Hygiene an erster Stelle
Dem Niederländer spielt dabei sein günstiger Standort in die Karten. Im Umkreis von 8 km sind nämlich keine fremden Schweine zu finden, da vor Jahren im Zuge eines Naturschutzprojektes etliche Betriebe umgesiedelt wurden. Dirks hatte Glück und entging dem knapp: „Nun haben wir hier eine Schweinedichte, die für Brabant sehr niedrig ist.“
Allein auf die Gesundlage will sich der Landwirt aber nicht verlassen. Daher kommt bei ihm ein Paket von Biosicherheitsmaßnahmen zum Einsatz. So muss jeder Besucher 24 Stunden Schweinefreiheit nachweisen. Auch Arbeitsmaterialien und dergleichen dürfen erst ab einer 48-stündigen Verweilzeit auf dem Betrieb in die Stallungen gebracht werden.

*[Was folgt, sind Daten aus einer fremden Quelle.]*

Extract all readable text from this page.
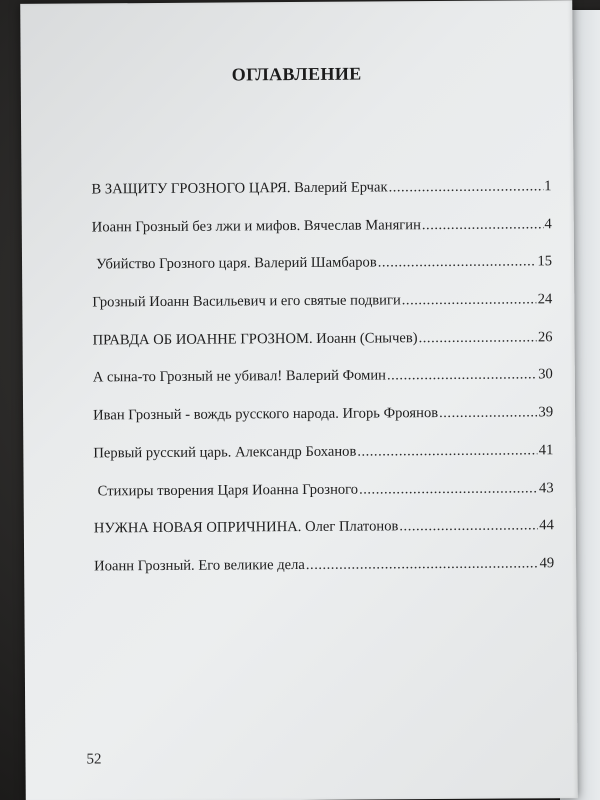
ОГЛАВЛЕНИЕ
В ЗАЩИТУ ГРОЗНОГО ЦАРЯ. Валерий Ерчак .....	1
Иоанн Грозный без лжи и мифов. Вячеслав Манягин .....	4
Убийство Грозного царя. Валерий Шамбаров .....	15
Грозный Иоанн Васильевич и его святые подвиги .....	24
ПРАВДА ОБ ИОАННЕ ГРОЗНОМ. Иоанн (Снычев) .....	26
А сына-то Грозный не убивал! Валерий Фомин .....	30
Иван Грозный - вождь русского народа. Игорь Фроянов .....	39
Первый русский царь. Александр Боханов .....	41
Стихиры творения Царя Иоанна Грозного .....	43
НУЖНА НОВАЯ ОПРИЧНИНА. Олег Платонов .....	44
Иоанн Грозный. Его великие дела .....	49
52
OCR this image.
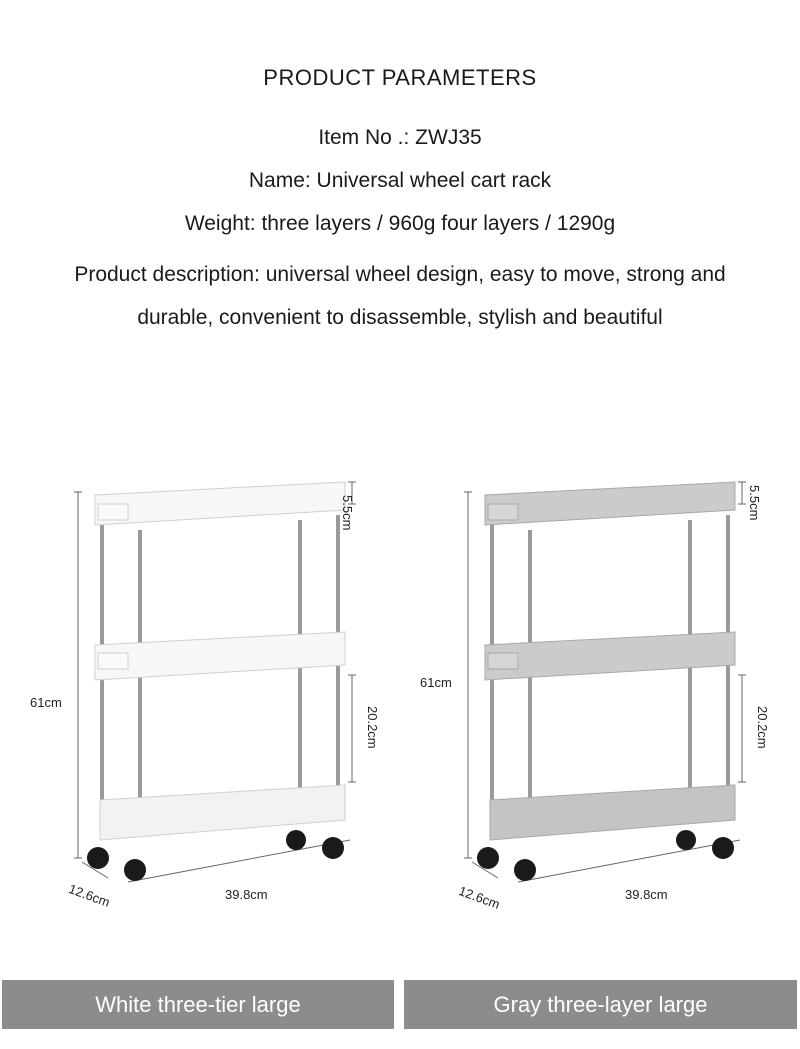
PRODUCT PARAMETERS
Item No .: ZWJ35
Name: Universal wheel cart rack
Weight: three layers / 960g four layers / 1290g
Product description: universal wheel design, easy to move, strong and durable, convenient to disassemble, stylish and beautiful
61cm
5.5cm
20.2cm
12.6cm	39.8cm
61cm
5.5cm
20.2cm
12.6cm	39.8cm
White three-tier large	Gray three-layer large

Um die Schwarz-Weiß-Bereiche strikt zu trennen, hat Dirks das Hofgelände mit einem Zaun abgesichert. Durch eine Verlängerung der Blasrohre sind die Futtersilos für die Lieferanten auch vom Schwarz-Bereich aus erreichbar.
Eigene Jungsauen
Der Tierverkehr beschränkt sich auf ein Minimum, da der Schweinehalter auf die Eigenremontierung setzt. Den Grundstein dafür legte bereits Dirks Schwiegervater, der vor rund zehn Jahren den damals noch 300 Sauen umfassenden Bestand mit SPF-Tieren neu aufbaute. Seitdem hat der Betrieb keine Jungsauen mehr zugekauft. „Das senkt das Krankheitsrisiko erheblich und ermöglicht mir, eigene Zuchtschwerpunkte zu setzen“, erklärt der Landwirt.
Seine Reinzuchtherde umfasst im Schnitt 70 Large-White-Sauen. Während er das Sperma für die Mastferkelproduktion mit vier Zuchtebern der Linie PIC 408 selbst erzeugt, wird das Sperma für die Nachzucht zugekauft. „Zusammen mit einer hohen Selektionsschärfe bei den Jungsauen erzielen wir so einen stetigen Zuchtfortschritt“, erläutert der Fachmann.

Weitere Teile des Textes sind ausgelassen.